There are some really neat things we can do here be leveraging the ssh.Permissions structure:

Limit what users can do by removing permit-pty to block shell access.
Add custom extensions to signal capabilities to SSH wrappers or bastion hosts.
Use source-address critical option to restrict usage to specific IPs or CIDR blocks.
Dynamically calculate TTLs based on token claims like group or role.
Use force-command to make certificates run only a specific command.

Auditing

To add auditability, each signing operation is saved in DynamoDB. This allows us to use the signing metadata to understand which keys are active, when they expire, for whom they were issued, and for which principals. This data is useful and could be consumed by downstream services for alerts or detections.
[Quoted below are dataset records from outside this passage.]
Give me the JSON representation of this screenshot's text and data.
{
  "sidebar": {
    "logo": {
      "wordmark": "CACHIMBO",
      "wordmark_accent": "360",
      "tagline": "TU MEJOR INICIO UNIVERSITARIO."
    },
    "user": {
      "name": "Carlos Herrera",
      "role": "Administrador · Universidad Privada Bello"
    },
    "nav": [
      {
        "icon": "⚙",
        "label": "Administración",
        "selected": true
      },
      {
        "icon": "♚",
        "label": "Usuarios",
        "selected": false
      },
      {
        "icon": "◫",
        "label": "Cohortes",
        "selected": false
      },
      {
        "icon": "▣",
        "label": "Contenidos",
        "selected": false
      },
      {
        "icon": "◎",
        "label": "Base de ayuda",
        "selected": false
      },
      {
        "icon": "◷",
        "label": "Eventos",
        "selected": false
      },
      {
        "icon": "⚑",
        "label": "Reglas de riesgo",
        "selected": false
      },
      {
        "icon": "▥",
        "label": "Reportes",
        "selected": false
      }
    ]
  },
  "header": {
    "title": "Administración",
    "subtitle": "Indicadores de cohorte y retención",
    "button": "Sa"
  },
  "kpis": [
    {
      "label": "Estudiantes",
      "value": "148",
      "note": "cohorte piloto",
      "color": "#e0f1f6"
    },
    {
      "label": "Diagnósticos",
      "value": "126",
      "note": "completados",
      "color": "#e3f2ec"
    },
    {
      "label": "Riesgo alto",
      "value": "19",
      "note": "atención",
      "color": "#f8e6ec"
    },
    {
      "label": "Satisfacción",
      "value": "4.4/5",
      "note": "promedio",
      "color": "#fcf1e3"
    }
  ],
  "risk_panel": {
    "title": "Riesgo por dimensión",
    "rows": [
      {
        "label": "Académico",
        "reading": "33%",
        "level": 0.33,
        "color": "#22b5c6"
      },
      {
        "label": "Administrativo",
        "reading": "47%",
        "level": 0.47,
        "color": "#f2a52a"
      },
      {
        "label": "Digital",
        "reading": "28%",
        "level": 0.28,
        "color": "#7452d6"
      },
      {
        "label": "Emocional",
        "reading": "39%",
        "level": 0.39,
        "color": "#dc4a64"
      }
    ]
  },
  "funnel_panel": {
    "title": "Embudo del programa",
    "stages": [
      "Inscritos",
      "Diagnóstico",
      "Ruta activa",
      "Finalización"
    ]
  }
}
Each signing request is logged to DynamoDB, capturing:

The SSH public key
The signed certificate
User identity (sub claim)
Timestamp of signing
Expiration time
IP address
User-Agent

The DynamoDB uses a composite key:

Partition key: Sub (user identity) and a Sort key: SignedAt

This structure enables easy querying of a user’s signing events within a specific time range for auditing or forensic purposes.

{
  "sub": "9caa1fc11f95db3a10e7b22992aef",
  "signed_at": "2025-04-24T01:21:17Z",
  "expires_at": "2025-04-25T01:21:17Z",
  "aud": "YCHWtIMsv3diLH6LB",
  "certificate": "ssh-ed2Gcp/VOc4leGAE83oGa+czA==",
  "public_key": "ssh-ed25519 AAA6LrhaY2l",
  "principals": ["seb"],
  "source_ip": "72.63",
  "user_agent": "Go-http-client/2.0"
}

For example we can grab all keys signed in the last 24hrs

aws dynamodb scan \
  --table-name AegisSigningEvents \
  --filter-expression "signed_at BETWEEN :start AND :end" \
  --expression-attribute-values '{
    ":start": {"S": "'$(date -u -d '25 hours ago' +%Y-%m-%dT%H:%M:%SZ)'"},
    ":end": {"S": "'$(date -u +%Y-%m-%dT%H:%M:%SZ)'"}
  }'

Done Yapping

You now have ephemeral, identity-bound SSH credentials—automatically issued and ready to use. This model dramatically reduces key sprawl and improves traceability, while still being lightweight enough for homelabs.